Susanne MengeDIE GRÜNEN - Luftverkehrsstandort Deutschland
Sehr geehrter Herr Präsident! Sehr geehrte Damen und Herren! Dass die Union das Thema so kurzfristig hochzieht, ist offensichtlich von Überschriften geleitet, die da lauten: Ryanair und Eurowings ziehen einige Flugzeuge vom Flughafen Hamburg ab.
(Zurufe von der CDU/CSU)
Es sind die mantraartig wiederholten Klagen der Lobbyisten über hohe Standortkosten, die Sie, Herr Lange, und die Union aufgreifen. Ist ja auch praktisch; dann muss man sich nicht mehr selbst mit den Fakten auseinandersetzen.
(Lachen bei Abgeordneten der CDU/CSU – Leon Eckert [BÜNDNIS 90/DIE GRÜNEN]: So! – Ulrich Lange [CDU/CSU]: Hoho!)
Deswegen: Schauen wir doch mal genauer hin! Wenn Airlines ankündigen, Flüge ab Hamburg wegen hoher Standortkosten zu reduzieren, dann wird der Niedergang des Standorts Deutschland heraufbeschworen. Der Flughafen Hamburg dagegen – meine Vorrednerin hat es gesagt –, der seine Flughafenentgelte anheben muss, um kostendeckend arbeiten zu können, sieht sich mit einer Machtdemonstration der Billigairlines konfrontiert. Es ist kein Geheimnis, dass diese Airlines immer dorthin gehen, wo es gerade am billigsten ist.

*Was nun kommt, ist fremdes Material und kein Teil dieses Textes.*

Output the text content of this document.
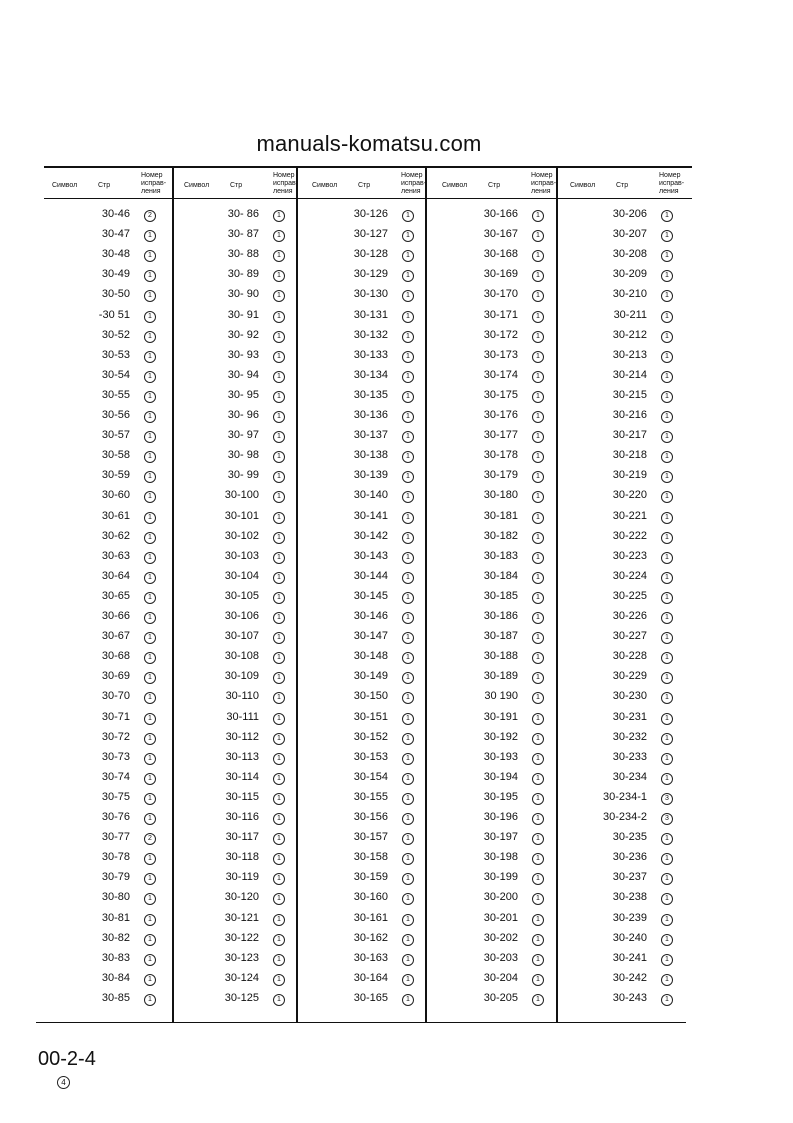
manuals-komatsu.com
Символ	Стр
Номер
исправ-
ления
Символ	Стр
Номер
исправ-
ления
Символ	Стр
Номер
исправ-
ления
Символ	Стр
Номер
исправ-
ления
Символ	Стр
Номер
исправ-
ления
30-46	2
30-47	1
30-48	1
30-49	1
30-50	1
-30 51	1
30-52	1
30-53	1
30-54	1
30-55	1
30-56	1
30-57	1
30-58	1
30-59	1
30-60	1
30-61	1
30-62	1
30-63	1
30-64	1
30-65	1
30-66	1
30-67	1
30-68	1
30-69	1
30-70	1
30-71	1
30-72	1
30-73	1
30-74	1
30-75	1
30-76	1
30-77	2
30-78	1
30-79	1
30-80	1
30-81	1
30-82	1
30-83	1
30-84	1
30-85	1
30- 86	1
30- 87	1
30- 88	1
30- 89	1
30- 90	1
30- 91	1
30- 92	1
30- 93	1
30- 94	1
30- 95	1
30- 96	1
30- 97	1
30- 98	1
30- 99	1
30-100	1
30-101	1
30-102	1
30-103	1
30-104	1
30-105	1
30-106	1
30-107	1
30-108	1
30-109	1
30-110	1
30-111	1
30-112	1
30-113	1
30-114	1
30-115	1
30-116	1
30-117	1
30-118	1
30-119	1
30-120	1
30-121	1
30-122	1
30-123	1
30-124	1
30-125	1
30-126	1
30-127	1
30-128	1
30-129	1
30-130	1
30-131	1
30-132	1
30-133	1
30-134	1
30-135	1
30-136	1
30-137	1
30-138	1
30-139	1
30-140	1
30-141	1
30-142	1
30-143	1
30-144	1
30-145	1
30-146	1
30-147	1
30-148	1
30-149	1
30-150	1
30-151	1
30-152	1
30-153	1
30-154	1
30-155	1
30-156	1
30-157	1
30-158	1
30-159	1
30-160	1
30-161	1
30-162	1
30-163	1
30-164	1
30-165	1
30-166	1
30-167	1
30-168	1
30-169	1
30-170	1
30-171	1
30-172	1
30-173	1
30-174	1
30-175	1
30-176	1
30-177	1
30-178	1
30-179	1
30-180	1
30-181	1
30-182	1
30-183	1
30-184	1
30-185	1
30-186	1
30-187	1
30-188	1
30-189	1
30 190	1
30-191	1
30-192	1
30-193	1
30-194	1
30-195	1
30-196	1
30-197	1
30-198	1
30-199	1
30-200	1
30-201	1
30-202	1
30-203	1
30-204	1
30-205	1
30-206	1
30-207	1
30-208	1
30-209	1
30-210	1
30-211	1
30-212	1
30-213	1
30-214	1
30-215	1
30-216	1
30-217	1
30-218	1
30-219	1
30-220	1
30-221	1
30-222	1
30-223	1
30-224	1
30-225	1
30-226	1
30-227	1
30-228	1
30-229	1
30-230	1
30-231	1
30-232	1
30-233	1
30-234	1
30-234-1	3
30-234-2	3
30-235	1
30-236	1
30-237	1
30-238	1
30-239	1
30-240	1
30-241	1
30-242	1
30-243	1
00-2-4
4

Wenn Schweden seine Luftverkehrsteuer abschafft, wird Deutschland als Auslaufmodell dargestellt, weil wir Schweden nicht nachfolgen. Wenn dagegen Frankreich seine Luftverkehrsteuer deutlich anhebt, herrscht Schweigen im Walde.
(Beifall beim BÜNDNIS 90/DIE GRÜNEN sowie bei Abgeordneten der SPD)
Bevor wir lautstark Schlüsse ziehen, müssen wir erst einmal wissen, was ist. Die Mühe sollten auch Sie, Herr Lange, sich machen, wenn Sie, irgendwann mal, Verantwortung übernehmen wollen.
Lassen Sie uns das Thema Standortkosten einmal vom Kopf auf die Füße stellen! Die Standortkosten für einen repräsentativen Beispielflug betragen in Deutschland 13 Euro mehr – ich wiederhole: 13 Euro! – als in fünf vergleichbaren Ländern Europas. Das hat Professor Thießen in der Anhörung im Verkehrsausschuss vorgetragen, übrigens nicht zum ersten Mal. Man möchte meinen, das sei angesichts der relativ hohen Kaufkraft in Deutschland hinnehmbar.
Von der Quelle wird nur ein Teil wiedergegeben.